Question

For $B{r^ - }$ ions form a close packed structure. If the radius of $B{r^ - }$ ion is 195 pm, then calculate the radius of cation (A) that just fits into the tetrahedral hole. Can a cation having a radius 82 pm be slipped into the octahedral hole of the crystal ${A^ + }B{r^ - }$?

Answer 1

Hint: The electrostatic interactions between the charged species are responsible for formation of ionic bonding within the crystal of solid. The ionic size of ions can be determined by nuclear separation of the separate contributions of an anion from the cation.

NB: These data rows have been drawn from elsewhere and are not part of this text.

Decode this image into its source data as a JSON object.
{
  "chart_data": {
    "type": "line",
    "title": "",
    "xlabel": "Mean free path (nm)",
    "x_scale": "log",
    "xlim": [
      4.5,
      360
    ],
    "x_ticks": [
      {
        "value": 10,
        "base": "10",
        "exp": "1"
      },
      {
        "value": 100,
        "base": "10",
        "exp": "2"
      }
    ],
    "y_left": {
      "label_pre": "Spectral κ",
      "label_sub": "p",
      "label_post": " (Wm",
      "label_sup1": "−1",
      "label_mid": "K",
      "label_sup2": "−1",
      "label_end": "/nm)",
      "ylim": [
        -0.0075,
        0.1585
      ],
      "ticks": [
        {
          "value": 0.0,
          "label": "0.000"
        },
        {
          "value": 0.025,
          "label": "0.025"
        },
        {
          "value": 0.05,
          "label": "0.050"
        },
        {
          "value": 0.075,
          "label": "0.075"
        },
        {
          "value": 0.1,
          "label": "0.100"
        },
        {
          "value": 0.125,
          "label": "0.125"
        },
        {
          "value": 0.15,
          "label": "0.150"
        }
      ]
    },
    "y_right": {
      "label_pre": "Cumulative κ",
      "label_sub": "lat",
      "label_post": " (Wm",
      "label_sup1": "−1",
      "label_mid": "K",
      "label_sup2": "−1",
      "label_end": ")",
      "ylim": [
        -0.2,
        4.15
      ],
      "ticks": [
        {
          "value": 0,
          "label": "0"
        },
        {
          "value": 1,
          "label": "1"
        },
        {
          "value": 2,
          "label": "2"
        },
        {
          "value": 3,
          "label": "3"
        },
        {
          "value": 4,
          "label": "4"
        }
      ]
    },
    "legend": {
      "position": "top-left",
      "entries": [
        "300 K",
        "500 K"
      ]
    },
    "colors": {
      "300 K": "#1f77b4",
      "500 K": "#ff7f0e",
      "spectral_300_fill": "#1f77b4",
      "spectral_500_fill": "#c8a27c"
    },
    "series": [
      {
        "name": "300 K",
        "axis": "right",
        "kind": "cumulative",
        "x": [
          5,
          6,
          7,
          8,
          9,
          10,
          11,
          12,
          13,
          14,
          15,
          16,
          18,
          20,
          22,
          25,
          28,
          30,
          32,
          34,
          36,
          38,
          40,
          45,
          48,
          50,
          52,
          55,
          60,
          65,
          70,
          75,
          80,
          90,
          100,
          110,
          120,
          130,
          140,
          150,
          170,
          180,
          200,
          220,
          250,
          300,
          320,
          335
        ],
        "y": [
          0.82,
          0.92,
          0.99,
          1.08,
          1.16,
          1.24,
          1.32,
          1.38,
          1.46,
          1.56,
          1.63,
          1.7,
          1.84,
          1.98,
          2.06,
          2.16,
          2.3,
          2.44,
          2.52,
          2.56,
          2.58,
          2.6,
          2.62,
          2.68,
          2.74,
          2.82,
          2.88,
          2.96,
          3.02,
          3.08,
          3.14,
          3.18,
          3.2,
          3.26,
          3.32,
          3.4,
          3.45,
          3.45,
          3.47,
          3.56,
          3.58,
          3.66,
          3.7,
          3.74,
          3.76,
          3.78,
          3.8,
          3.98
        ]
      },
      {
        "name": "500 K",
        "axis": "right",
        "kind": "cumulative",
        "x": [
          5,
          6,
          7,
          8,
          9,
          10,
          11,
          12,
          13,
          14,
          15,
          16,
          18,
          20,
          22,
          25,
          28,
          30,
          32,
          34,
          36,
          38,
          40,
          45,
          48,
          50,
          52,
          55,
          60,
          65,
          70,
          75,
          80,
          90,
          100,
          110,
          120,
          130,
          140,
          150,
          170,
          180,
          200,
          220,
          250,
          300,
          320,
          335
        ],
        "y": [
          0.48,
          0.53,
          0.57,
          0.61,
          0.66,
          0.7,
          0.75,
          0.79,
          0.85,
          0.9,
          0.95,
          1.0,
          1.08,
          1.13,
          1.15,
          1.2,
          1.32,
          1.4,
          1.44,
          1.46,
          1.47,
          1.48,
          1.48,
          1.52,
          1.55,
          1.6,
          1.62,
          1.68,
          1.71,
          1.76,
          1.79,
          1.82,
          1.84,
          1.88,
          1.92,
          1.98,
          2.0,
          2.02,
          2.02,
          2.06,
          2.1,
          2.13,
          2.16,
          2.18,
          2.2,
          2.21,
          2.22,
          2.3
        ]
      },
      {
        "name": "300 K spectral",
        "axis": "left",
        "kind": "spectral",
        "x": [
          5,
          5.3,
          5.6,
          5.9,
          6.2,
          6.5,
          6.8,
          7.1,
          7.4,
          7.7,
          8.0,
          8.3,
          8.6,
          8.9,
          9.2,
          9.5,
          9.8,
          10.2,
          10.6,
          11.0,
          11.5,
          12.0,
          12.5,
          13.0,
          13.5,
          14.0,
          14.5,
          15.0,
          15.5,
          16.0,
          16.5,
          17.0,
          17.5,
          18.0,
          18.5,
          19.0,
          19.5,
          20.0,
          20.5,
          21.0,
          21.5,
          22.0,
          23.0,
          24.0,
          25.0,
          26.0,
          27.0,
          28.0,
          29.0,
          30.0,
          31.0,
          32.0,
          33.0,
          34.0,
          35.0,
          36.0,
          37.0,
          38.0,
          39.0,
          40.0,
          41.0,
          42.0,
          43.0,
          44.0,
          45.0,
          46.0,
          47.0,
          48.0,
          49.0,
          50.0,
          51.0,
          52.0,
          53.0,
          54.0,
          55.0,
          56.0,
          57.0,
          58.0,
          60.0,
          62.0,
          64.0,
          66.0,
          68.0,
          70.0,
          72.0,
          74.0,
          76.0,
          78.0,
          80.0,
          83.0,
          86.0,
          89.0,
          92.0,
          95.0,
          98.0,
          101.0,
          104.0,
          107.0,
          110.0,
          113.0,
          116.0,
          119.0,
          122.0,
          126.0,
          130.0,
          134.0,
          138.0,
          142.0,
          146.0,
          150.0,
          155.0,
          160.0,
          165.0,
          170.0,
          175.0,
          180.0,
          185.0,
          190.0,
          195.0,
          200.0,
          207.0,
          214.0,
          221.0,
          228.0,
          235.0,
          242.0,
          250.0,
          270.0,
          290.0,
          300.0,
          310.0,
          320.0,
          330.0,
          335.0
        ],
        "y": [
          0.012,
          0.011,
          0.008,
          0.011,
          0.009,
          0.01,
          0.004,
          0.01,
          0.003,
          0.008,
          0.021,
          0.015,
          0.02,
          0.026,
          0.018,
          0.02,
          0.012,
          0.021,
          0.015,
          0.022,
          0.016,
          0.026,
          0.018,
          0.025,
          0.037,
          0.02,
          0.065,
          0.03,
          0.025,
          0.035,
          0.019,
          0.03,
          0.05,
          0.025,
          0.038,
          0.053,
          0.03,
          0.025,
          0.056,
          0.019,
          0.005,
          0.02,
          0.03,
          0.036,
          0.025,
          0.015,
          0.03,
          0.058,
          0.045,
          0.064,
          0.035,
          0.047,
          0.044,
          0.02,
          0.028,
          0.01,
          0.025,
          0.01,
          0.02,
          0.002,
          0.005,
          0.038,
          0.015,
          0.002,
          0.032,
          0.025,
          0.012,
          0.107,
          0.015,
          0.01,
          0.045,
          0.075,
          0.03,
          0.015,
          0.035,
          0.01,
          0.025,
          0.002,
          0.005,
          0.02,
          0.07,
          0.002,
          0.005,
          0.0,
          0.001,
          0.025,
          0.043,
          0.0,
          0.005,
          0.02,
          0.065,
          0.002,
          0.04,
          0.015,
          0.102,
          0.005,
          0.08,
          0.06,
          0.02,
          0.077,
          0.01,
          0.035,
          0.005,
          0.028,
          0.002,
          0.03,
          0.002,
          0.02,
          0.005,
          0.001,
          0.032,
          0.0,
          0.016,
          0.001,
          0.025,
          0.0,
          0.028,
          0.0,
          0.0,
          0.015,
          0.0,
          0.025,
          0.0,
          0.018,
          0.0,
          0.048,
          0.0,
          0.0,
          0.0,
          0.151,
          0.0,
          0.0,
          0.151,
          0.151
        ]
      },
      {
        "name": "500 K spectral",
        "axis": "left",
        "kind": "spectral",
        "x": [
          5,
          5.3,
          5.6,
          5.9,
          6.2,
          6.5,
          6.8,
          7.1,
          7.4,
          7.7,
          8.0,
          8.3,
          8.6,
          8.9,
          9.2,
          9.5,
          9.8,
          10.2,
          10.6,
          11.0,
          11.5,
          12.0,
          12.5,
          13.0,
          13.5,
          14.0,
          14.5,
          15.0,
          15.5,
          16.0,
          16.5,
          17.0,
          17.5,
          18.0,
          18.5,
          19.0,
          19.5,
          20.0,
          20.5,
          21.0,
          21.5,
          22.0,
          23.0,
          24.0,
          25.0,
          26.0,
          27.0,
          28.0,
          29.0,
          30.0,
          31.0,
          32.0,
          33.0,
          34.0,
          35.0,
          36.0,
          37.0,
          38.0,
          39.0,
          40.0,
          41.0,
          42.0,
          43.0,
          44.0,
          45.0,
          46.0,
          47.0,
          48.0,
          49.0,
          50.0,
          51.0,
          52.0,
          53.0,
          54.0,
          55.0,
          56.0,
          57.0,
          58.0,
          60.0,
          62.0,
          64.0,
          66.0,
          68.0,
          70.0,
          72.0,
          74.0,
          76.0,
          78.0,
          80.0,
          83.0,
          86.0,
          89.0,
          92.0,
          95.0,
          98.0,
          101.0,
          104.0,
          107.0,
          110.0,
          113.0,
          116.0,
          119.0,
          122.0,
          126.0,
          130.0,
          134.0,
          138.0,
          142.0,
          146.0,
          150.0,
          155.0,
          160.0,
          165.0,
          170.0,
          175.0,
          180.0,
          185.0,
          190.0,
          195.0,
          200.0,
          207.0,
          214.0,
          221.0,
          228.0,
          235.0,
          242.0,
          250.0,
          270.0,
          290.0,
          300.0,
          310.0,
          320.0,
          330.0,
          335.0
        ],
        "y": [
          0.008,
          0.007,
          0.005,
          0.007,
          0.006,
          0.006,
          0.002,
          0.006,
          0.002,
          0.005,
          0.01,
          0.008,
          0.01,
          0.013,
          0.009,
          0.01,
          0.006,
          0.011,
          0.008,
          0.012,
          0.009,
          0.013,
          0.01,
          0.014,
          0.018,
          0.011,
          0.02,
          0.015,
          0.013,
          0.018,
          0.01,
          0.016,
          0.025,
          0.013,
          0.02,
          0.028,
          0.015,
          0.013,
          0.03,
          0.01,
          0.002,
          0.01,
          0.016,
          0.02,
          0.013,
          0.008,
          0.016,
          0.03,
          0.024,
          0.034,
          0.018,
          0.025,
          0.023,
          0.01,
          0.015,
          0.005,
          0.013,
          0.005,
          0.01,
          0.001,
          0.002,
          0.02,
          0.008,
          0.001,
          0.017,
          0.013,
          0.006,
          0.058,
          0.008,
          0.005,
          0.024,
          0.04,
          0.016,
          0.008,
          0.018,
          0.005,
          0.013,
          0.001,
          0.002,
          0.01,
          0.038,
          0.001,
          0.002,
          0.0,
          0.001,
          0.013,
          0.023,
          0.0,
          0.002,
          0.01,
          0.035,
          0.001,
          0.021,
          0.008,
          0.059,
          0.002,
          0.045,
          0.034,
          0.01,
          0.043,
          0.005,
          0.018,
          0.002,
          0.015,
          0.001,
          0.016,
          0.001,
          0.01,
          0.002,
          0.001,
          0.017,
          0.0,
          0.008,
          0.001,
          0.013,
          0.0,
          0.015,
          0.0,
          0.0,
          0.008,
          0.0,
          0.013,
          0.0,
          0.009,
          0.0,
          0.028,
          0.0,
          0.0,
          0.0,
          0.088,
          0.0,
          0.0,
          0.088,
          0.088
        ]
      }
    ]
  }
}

Complete answer: Radius ratio refers to the ratio of smaller ionic radius i.e., radius of cation to the larger ionic radius i.e., radius of anion. Thus, mathematically it can be represented as follows:
Radius ratio $\rho = \dfrac{{{r_ + }}}{{{r_ - }}}\;\;\;\;\;\; - (1)$
According to the radius ratio rule, a stable ionic crystal will be formed in such a way that the larger ions will form the basic unit lattice and smaller ions will tend to fit in the voids of the lattice formed.
Radius ratio rule predicts the location of cations in a crystal lattice as per following table:

Coordination number	Geometry	Radius ratio
2	Linear	$0 - 0.155$
3	Triangular	$0.155 - 0.225$
4	Tetrahedral	$0.225 - 0.414$
6	Octahedral	$0.414 - 0.732$
8	Cubic	$0.732 - 1.0$

Now, as per given in the question, the radius of anion i.e., $B{r^ - }$ ion is 195 pm and we need to fit the cation into its tetrahedral void. From the above table, we know that the minimum radius ratio for a tetrahedral void is 0.225. So, the ratio of cation can be calculated using equation (1) as follows:
${\rho _{{\text{tetrahedral}}}} = \dfrac{{{r_{{\text{cation}}}}}}{{{r_{B{r^ - }}}}}$
$ \Rightarrow 0.225 = \dfrac{{{r_{{\text{cation}}}}}}{{195}}$
$ \Rightarrow {r_{{\text{cation}}}} = 0.225 \times 195$
$ \Rightarrow {r_{{\text{cation}}}} = 43.875\;{\text{pm}}$
Further, if we consider the cation with radius 82 pm then the radius ratio will be as follows:
$\rho = \dfrac{{{r_{{\text{cation}}}}}}{{{r_{B{r^ - }}}}}$
$ \Rightarrow \rho = \dfrac{{82}}{{195}}$
$ \Rightarrow \rho = 0.42$
As the ratio lies in the range of $0.414 - 0.732$ which is given for the octahedral void as per above table. So, we can conclude that the cation with radius 82 pm can be slipped into the octahedral hole of the given crystal.

Note:
It is important to note that the coordination number of a crystal lattice refers to the number of ions immediately surrounding an ion having the opposite charge within a crystal lattice. An increase in the coordination number leads to increase the ionic radius of the ions and thus, the increase in radius ratio is observed.